With fewer role models, peers and leaders, women also report experiencing exclusion and isolation in male-dominated workspaces. Moreover, lack of suitable benefits like travel allowance, lodging and maternity benefits also dissuade many from pursuing careers in STEM.
STEM-ming the gap
The leaky STEM pipeline starts early and persists throughout. As the India case shows, it is not just enough to keep feeding the pipeline by increasing the number of female students. It is imperative to work towards breaking gender stereotypes through early investment in reskilling and the promotion of STEM education. Apart from making STEM education more fun and engaging,, introduction to female role models and mentors can help change stereotypical perceptions related to these subjects inspire more girls to choose and work in the area.
In addition, to increase female retention numbers, STEM employers should take a top-down, multi-pronged approach in creating a more attractive and supportive environment for women. A 2016-17 NITI Aayog report, designed to understand the reasons for the loss of trained female scientists had found that to be able to work longer in STEM, women scientists want age relaxation in eligibility criteria, an extension of benefits like housing, transport, and medical help, as well as flexibility in their job contracts that allows them more work-life flexibility.
"Career breaks need to be accommodated, as women scientists have dual commitments. Seniority based on the total number of years of work experience or service rather than continuous service may help to retain talent and experience by allowing for re-entry of women scientists, which would otherwise be lost permanently," the recommendations say.
Cognizant of the gender gap that exists in scientific research, the new draft Science, Technology and Innovation Policy, currently being drafted by the Department of Science and Technology (DST), aims to address some of these issues. The government is looking at incorporating a system of grading institutes depending on the enrolment of women and the advancement of the careers of women faculty and scientists. It envisions that at least 30 per cent of decision-making bodies in the field, including selection and evaluation committees, to comprise of women in the future.
The draft also envisions the promotion of more women scientists to leadership positions in order to inspire young women to pursue careers in science - a move that could inspire more young women to pursue careers in science, as well as get women scientists to get more recognition for their work. To improve the retention of women in STEM research, the policy also proposes flexible work timings, and adequate, gender-neutral parental leave.

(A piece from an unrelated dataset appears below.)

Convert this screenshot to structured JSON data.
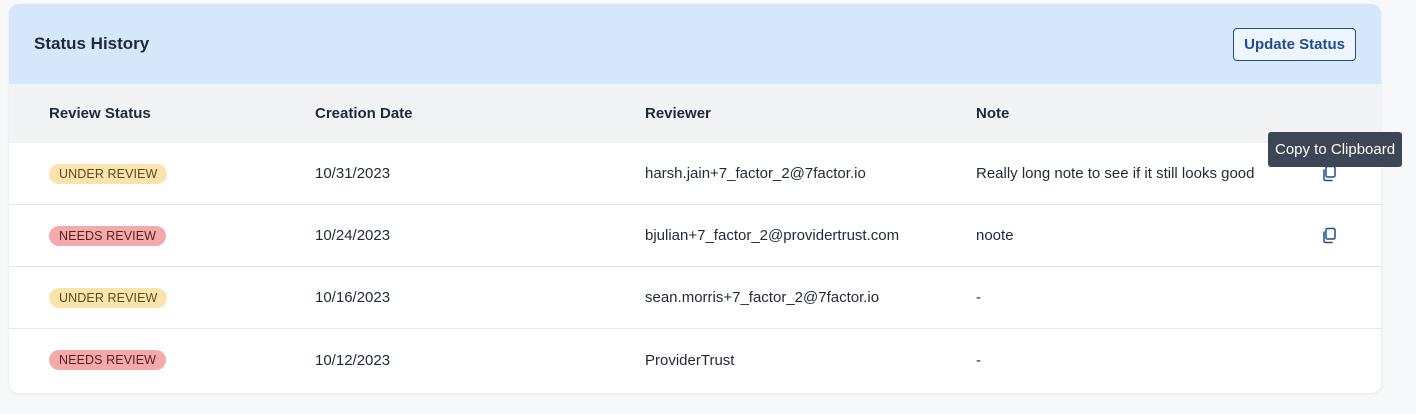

All these are steps in the right direction. The under-representation of women especially in the science and technology sector makes them especially vulnerable to the risk of bring displaced by technology. As per the International Monetary Fund, about 11 per cent of the female workforce faces a high risk of losing their jobs to automation on account of unequal ownership of STEM skills and capabilities.
Considering the importance of technology in future growth and innovation, it is vital that policies aimed at educating and retaining women in the STEM sector be encouraged. Giving women equal opportunities will not just help narrow the gender pay gap in the field, but also enhance their economic security and well-being - helping employ the full potential of the country’s skilled female labour force.